A key component of data science is data exploration. Preparing a data set for ML requires understanding the data set, cleaning and manipulating data types and formats, and extracting features for the learning algorithm. These tasks are grouped under the term ETL. ETL is often an iterative, exploratory process. As data sets grow, the interactivity of this process suffers when running on CPUs.
GPUs have been responsible for the advancement of deep learning (DL) in the past several years, while ETL and traditional ML workloads continued to be written in Python, often with single-threaded tools like Scikit-Learn or large, multi-CPU distributed solutions like Spark.
RAPIDS is a suite of open-source software libraries and APIs for executing end-to-end data science and analytics pipelines entirely on GPUs, achieving speedup factors of 50X or more on typical end-to-end data science workflows. RAPIDS accelerates the entire data science pipeline, including data loading, enabling more productive, interactive, and exploratory workflows.
Built on top of NVIDIA® CUDA®, an architecture and software platform for GPU computing, RAPIDS exposes GPU parallelism and high-bandwidth memory speed through user-friendly APIs. RAPIDS focuses on common data preparation tasks for analytics and data science, offering a powerful GPU DataFrame that is compatible with ApacheArrow data structures with a familiar DataFrame API.
Apache Arrow specifies a standardized language-independent columnar memory format, optimized for data locality, to accelerate analytical processing performance on modern CPUs or GPUs, and provides zero-copy streaming messaging and interprocess communication without serialization overhead.

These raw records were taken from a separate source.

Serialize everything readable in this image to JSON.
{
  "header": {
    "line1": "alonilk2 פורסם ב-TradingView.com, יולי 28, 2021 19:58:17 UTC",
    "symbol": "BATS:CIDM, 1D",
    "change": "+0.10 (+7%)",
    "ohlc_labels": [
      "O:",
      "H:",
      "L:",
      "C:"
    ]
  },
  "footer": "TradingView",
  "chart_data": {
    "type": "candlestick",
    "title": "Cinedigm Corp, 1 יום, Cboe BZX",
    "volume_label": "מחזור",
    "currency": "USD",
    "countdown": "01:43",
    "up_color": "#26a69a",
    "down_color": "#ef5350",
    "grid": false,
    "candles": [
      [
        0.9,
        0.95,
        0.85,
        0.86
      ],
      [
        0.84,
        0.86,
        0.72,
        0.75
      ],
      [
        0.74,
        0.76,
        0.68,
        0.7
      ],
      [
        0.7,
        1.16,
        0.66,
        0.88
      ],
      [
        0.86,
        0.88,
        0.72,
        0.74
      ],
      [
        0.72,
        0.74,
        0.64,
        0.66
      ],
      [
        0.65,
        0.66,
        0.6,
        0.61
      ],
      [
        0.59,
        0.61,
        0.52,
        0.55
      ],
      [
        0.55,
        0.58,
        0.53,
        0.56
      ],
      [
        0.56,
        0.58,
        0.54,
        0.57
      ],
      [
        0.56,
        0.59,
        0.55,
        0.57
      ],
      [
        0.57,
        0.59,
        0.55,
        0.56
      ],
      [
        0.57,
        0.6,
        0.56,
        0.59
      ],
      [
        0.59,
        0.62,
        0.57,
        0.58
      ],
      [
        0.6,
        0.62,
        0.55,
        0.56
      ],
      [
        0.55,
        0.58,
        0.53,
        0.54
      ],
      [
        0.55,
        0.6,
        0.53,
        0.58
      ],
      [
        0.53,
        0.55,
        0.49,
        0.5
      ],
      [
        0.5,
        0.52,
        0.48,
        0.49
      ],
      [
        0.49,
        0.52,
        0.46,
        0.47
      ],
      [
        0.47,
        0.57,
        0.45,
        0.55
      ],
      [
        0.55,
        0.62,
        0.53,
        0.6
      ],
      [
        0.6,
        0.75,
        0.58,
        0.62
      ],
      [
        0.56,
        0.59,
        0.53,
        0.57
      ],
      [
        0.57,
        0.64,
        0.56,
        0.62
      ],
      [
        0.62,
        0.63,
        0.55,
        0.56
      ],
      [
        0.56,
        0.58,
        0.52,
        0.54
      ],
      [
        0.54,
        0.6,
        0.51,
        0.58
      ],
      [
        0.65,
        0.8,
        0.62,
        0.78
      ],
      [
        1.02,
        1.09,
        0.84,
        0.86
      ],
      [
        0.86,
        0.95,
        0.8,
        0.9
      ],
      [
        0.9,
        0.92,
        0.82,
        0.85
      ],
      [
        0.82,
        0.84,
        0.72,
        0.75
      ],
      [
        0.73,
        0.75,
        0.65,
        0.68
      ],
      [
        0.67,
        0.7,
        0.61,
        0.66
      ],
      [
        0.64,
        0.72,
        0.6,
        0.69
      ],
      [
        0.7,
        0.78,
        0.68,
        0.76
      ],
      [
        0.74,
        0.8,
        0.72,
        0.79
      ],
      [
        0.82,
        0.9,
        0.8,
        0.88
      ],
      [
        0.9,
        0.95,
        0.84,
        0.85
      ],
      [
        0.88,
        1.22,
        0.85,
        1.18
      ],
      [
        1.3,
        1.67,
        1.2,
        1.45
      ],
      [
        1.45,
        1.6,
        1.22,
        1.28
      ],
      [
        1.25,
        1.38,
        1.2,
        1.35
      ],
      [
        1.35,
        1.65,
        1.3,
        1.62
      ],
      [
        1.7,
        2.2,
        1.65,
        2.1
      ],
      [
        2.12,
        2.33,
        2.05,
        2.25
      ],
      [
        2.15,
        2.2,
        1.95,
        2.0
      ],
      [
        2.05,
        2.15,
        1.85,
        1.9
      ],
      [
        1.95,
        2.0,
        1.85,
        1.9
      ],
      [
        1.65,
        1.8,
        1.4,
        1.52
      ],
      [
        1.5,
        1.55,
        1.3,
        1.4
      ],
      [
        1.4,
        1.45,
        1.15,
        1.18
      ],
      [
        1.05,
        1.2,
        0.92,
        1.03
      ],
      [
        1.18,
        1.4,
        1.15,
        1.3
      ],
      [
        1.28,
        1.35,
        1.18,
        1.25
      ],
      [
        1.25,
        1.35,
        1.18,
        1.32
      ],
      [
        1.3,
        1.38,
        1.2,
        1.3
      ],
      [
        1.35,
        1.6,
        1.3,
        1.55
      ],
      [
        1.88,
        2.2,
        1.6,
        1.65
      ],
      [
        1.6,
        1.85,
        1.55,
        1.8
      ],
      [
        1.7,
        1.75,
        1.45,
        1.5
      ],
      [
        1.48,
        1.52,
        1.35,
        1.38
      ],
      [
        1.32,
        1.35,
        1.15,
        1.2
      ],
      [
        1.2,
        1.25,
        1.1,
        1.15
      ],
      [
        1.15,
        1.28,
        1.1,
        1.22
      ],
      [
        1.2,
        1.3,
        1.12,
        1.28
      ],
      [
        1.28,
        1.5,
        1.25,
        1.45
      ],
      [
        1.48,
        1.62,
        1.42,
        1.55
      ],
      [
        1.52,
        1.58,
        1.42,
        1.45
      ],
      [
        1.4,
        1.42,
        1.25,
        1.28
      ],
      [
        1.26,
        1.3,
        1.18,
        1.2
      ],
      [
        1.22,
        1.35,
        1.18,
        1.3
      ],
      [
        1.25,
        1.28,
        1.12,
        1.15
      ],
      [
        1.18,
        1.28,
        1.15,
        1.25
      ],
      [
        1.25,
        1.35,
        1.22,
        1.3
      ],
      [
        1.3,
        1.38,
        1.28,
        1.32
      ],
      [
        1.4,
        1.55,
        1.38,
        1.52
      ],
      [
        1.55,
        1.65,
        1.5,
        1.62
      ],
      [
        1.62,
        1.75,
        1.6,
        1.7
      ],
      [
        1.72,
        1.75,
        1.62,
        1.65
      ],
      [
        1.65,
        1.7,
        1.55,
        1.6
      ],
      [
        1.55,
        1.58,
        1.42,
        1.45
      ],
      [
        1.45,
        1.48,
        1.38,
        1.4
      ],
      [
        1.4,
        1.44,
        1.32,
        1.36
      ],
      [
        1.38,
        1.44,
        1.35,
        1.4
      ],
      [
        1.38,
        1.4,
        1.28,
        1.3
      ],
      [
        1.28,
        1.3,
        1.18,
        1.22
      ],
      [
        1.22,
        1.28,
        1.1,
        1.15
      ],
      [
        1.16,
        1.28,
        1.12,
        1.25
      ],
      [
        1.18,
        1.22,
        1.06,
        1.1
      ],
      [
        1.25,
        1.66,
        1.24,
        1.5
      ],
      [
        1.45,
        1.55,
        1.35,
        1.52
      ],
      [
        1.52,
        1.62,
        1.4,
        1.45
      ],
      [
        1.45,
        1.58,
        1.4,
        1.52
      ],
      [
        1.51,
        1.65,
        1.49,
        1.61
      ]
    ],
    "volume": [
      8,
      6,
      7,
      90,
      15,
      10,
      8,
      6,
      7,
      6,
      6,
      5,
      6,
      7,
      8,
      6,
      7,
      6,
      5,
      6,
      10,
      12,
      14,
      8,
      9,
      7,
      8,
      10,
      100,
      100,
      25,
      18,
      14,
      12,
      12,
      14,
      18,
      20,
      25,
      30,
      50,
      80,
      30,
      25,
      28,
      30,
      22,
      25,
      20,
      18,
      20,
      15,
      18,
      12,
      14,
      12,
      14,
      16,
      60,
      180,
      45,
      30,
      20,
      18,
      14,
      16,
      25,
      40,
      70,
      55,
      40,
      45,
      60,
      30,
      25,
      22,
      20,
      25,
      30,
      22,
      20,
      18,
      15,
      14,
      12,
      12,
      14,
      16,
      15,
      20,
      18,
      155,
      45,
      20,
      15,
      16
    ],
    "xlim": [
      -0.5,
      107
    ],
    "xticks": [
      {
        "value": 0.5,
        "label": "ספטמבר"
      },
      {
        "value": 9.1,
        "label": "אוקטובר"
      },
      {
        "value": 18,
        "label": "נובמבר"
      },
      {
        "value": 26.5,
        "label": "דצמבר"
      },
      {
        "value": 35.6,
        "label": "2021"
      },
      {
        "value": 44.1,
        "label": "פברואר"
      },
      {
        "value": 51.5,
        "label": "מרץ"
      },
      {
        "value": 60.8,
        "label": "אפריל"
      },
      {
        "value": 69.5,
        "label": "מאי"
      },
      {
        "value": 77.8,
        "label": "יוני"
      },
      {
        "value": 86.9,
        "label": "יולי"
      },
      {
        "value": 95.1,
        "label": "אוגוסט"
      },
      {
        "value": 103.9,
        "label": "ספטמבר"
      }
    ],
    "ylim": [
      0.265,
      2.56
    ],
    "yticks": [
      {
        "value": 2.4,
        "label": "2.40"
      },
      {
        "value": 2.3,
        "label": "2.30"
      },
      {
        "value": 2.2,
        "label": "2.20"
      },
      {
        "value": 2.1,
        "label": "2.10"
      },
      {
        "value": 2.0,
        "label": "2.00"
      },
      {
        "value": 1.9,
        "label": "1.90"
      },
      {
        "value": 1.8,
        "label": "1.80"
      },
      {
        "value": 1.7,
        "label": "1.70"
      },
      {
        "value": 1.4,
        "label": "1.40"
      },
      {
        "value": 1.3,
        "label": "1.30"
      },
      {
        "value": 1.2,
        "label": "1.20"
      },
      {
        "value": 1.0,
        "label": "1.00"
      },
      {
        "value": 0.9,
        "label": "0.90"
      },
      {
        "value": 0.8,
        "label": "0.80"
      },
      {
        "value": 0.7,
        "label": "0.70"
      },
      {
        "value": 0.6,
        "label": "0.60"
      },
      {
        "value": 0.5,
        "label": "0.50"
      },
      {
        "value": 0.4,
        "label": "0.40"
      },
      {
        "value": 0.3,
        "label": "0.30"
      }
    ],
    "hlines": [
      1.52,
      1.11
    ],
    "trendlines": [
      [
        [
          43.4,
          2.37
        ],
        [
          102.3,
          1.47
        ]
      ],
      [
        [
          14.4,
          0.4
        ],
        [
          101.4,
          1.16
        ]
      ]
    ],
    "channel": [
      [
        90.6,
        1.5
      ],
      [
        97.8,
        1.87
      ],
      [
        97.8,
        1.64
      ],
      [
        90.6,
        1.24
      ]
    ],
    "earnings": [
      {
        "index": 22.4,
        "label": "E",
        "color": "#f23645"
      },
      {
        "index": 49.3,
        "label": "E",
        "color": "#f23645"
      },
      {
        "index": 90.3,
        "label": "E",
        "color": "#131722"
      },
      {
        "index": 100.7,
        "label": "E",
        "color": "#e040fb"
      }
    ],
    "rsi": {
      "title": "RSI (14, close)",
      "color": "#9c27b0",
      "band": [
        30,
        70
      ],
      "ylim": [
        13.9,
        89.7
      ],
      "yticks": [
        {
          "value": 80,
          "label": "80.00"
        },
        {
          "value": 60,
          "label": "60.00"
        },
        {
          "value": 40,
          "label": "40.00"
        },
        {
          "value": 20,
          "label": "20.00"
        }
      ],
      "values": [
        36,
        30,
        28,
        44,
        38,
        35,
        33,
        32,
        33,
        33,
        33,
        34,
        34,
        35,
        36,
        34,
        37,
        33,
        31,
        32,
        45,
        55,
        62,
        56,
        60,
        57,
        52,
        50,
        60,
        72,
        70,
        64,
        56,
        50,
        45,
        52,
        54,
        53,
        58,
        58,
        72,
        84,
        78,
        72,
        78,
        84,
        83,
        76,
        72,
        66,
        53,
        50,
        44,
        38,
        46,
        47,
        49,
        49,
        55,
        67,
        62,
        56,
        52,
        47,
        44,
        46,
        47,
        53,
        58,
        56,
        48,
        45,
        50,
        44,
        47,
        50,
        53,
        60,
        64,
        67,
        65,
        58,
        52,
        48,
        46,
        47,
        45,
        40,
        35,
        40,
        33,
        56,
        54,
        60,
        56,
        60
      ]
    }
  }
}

The DataFrame API integrates with a variety of ML algorithms without incurring typical serialization and deserialization costs, enabling end-to-end pipeline accelerations.
By hiding the complexities of low-level CUDA programming, RAPIDS creates a simple way to execute data science tasks. As more data scientists use Python and other high-level languages, providing acceleration with minimal to no code change is essential to rapidly improving development time.